The milestone anniversary was also celebrated during the event at the Lanier Technical College Forsyth Conference Center.

Superior Court Jeffrey Bagley outlined the history of the program, which gives drug offenders an opportunity to complete an intensive, judicially-supervised regimen of treatment and case management rather than returning to jail.

Bagley said the program started in 2004 under his leadership after the death of Judge Stan Gault, who had laid the groundwork.

That year, Bagley brought on Jennifer Johnston as drug court coordinator, a position in which she remains. Bagley said the program has had its ups and downs, but overall has been a success.

“We’ve struggled with the different approach of drug court versus regular court,” he said. “… We’ve struggled with due process issues, we’ve struggled with other legal concerns.”

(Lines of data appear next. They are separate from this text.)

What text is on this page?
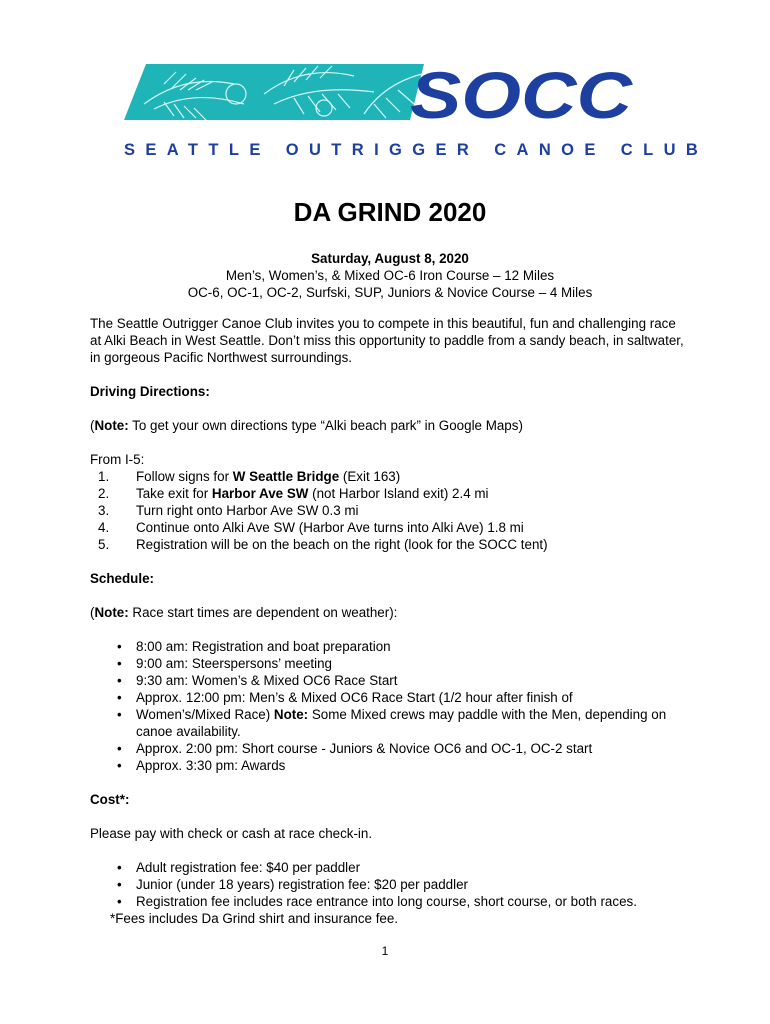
SOCC
SEATTLE OUTRIGGER CANOE CLUB
DA GRIND 2020

Saturday, August 8, 2020

Men’s, Women’s, & Mixed OC-6 Iron Course – 12 Miles

OC-6, OC-1, OC-2, Surfski, SUP, Juniors & Novice Course – 4 Miles

The Seattle Outrigger Canoe Club invites you to compete in this beautiful, fun and challenging race at Alki Beach in West Seattle. Don’t miss this opportunity to paddle from a sandy beach, in saltwater, in gorgeous Pacific Northwest surroundings.

Driving Directions:

(Note: To get your own directions type “Alki beach park” in Google Maps)

From I-5:

1. Follow signs for W Seattle Bridge (Exit 163)
2. Take exit for Harbor Ave SW (not Harbor Island exit) 2.4 mi
3. Turn right onto Harbor Ave SW 0.3 mi
4. Continue onto Alki Ave SW (Harbor Ave turns into Alki Ave) 1.8 mi
5. Registration will be on the beach on the right (look for the SOCC tent)

Schedule:

(Note: Race start times are dependent on weather):

• 8:00 am: Registration and boat preparation
• 9:00 am: Steerspersons’ meeting
• 9:30 am: Women’s & Mixed OC6 Race Start
• Approx. 12:00 pm: Men’s & Mixed OC6 Race Start (1/2 hour after finish of
• Women’s/Mixed Race) Note: Some Mixed crews may paddle with the Men, depending on canoe availability.
• Approx. 2:00 pm: Short course - Juniors & Novice OC6 and OC-1, OC-2 start
• Approx. 3:30 pm: Awards

Cost*:

Please pay with check or cash at race check-in.

• Adult registration fee: $40 per paddler
• Junior (under 18 years) registration fee: $20 per paddler
• Registration fee includes race entrance into long course, short course, or both races.

*Fees includes Da Grind shirt and insurance fee.

1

Bagley said he wrote a recent article to help other judges deal with some those challenges.

“I wanted to try to help other judges avoid some of the pitfalls and struggles … in trying to walk this tightrope,” he said. “… That we can help these people out without compromising our ethics and our oaths,” he said.

The program has helped Bagley to “see defendants in a different light.”

“No longer are they just a statistic or someone who comes before the bench for 15 or 20 minutes for a plea,” he said. “They’re real people who’ve fallen into the abyss of drug and alcohol addiction and need help.”

One of those individuals, former Atlanta TV news anchor Warren Savage, shared with graduates how his experience in the local drug court “saved his life.”

“If I had not been arrested that early morning, I can say without a shadow of a doubt that I would not be standing before you tonight,” he said. “I would be dead or I would be in prison.”

He advised the 80 or so who are in the program to embrace it as an opportunity.

“It’s not just about stopping the behavior, it’s about changing your attitude,” he said. “Do not give up. Do not listen to anyone, including yourself, tell you that you can’t do this.”

That message continued with comedian Mark Lundholm, a recovered addict who addresses groups with his unique blend of hope and humor.